Najpopularniejsze europejskie uzdrowisko wśród seniorów. To tylko 2 godziny lotu z Polski

Najpopularniejsze europejskie uzdrowisko wśród seniorów. To tylko 2 godziny lotu z Polski

Dodano: 
Merano
Merano Źródło:WPROST.pl / Paulina Ermel
Choć stolicą prowincji Południowego Tyrolu jest Bolzano, turyści wybierający się do tego regionu chętnie zaglądają też do Merano. To magiczne miejsce u podnóża gór lata temu zachwyciło samą cesarzową Sisi. Dzisiaj przyciąga przede wszystkim seniorów, którzy chcą odpocząć w otoczeniu alpejsko-śródziemnomorskich roślin i krajobrazów. Nam udało się tutaj spotkać także Polaków.

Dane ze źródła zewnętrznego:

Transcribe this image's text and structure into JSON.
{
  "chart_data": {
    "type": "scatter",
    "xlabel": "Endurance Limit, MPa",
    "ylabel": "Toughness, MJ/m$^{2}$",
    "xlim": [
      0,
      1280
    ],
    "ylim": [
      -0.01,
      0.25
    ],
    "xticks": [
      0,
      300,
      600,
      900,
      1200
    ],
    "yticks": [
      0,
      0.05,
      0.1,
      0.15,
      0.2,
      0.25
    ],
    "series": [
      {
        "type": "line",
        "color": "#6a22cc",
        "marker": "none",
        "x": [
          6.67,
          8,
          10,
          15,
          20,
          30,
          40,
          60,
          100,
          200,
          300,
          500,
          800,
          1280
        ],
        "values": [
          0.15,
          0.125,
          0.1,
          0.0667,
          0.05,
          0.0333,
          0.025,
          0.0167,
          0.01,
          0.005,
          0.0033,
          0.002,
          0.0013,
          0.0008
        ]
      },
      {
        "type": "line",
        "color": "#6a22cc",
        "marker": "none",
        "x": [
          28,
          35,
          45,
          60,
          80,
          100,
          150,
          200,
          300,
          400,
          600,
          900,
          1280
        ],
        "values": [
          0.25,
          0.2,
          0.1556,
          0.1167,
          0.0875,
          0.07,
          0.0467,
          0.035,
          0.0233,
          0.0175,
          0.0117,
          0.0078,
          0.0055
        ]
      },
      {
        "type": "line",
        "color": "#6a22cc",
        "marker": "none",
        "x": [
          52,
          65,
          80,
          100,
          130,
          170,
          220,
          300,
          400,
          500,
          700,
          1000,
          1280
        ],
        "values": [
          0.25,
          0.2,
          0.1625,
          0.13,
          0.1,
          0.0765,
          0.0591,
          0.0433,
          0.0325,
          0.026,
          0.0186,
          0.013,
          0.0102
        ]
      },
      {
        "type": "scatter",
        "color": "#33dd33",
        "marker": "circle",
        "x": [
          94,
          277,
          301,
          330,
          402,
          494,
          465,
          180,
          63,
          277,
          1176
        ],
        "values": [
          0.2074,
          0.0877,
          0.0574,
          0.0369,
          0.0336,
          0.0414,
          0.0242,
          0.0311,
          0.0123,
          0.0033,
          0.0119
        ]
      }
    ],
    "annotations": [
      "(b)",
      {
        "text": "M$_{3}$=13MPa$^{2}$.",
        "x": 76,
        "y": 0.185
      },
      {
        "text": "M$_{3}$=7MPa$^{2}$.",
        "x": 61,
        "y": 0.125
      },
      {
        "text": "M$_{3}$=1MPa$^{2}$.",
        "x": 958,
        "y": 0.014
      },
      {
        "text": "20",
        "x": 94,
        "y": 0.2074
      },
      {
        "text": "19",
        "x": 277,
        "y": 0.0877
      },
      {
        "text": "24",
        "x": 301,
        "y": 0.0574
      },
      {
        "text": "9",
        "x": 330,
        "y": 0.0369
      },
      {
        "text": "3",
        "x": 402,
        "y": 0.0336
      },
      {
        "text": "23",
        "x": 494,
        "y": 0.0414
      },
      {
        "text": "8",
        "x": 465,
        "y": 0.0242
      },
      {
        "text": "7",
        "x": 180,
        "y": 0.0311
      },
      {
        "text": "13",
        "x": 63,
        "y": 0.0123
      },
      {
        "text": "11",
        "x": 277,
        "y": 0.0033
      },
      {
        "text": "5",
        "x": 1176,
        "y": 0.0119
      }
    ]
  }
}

Po włosku Merano, a po niemiecku Meran. Nazwa ta należy do wyjątkowego miejsca na mapie Włoch. Leży w Tyrolu Południowym i jest punktem, który po prostu trzeba odwiedzić, jeśli objeżdża się ten obszar. Wyjątkowy mikroklimat, niesamowita roślinność, kilometry promenad zachęcających do spacerowania, liczne knajpki i kawiarenki z widokiem na rzekę i góry – to tylko niektóre z elementów, które powinny nas tutaj zaciekawić. Miasto ma jednak także bogatą historię, o której również warto poczytać.

Merano – gdzie alpejski miesza się ze śródziemnomorskim

Merano znalazło się na naszej liście miejsc do odwiedzenia w Tyrolu Południowym właściwie już na samym początku planowania. Mieszkaliśmy zupełnie po drugiej stronie włoskiej prowincji w agroturystyce Gschlunerhof zlokalizowanej w miejscowości S. Osvaldo. Już od niej dzieliło nas z Warszawy ponad 1200 km. Dlatego wyprawę do samego Merano postanowiliśmy połączyć z odwiedzinami tuż przy Lago di Resia. Najpierw pojechaliśmy zobaczyć sztucznie powstałe jezioro, w którym zatopione zostały wioski – wciąż można podziwiać wystającą z niego wieżę kościoła. Następnie udaliśmy się do Merano. Od naszego miejsca noclegu miasto oddalone jest o nieco ponad 60 km, które pokonaliśmy w około godzinę. Drogi wiodły pośród gór, a kiedy dojeżdżaliśmy do miejsca docelowego, mieliśmy wrażenie, jakbyśmy wjechali do zupełnie innego kraju. Wszystko przez to, że surowa zieleń górskich lasów zamieniła się tutaj w rosnące przy drodze cyprysy oraz kaktusy. W powietrzu czuć było też dużo większą wilgotność.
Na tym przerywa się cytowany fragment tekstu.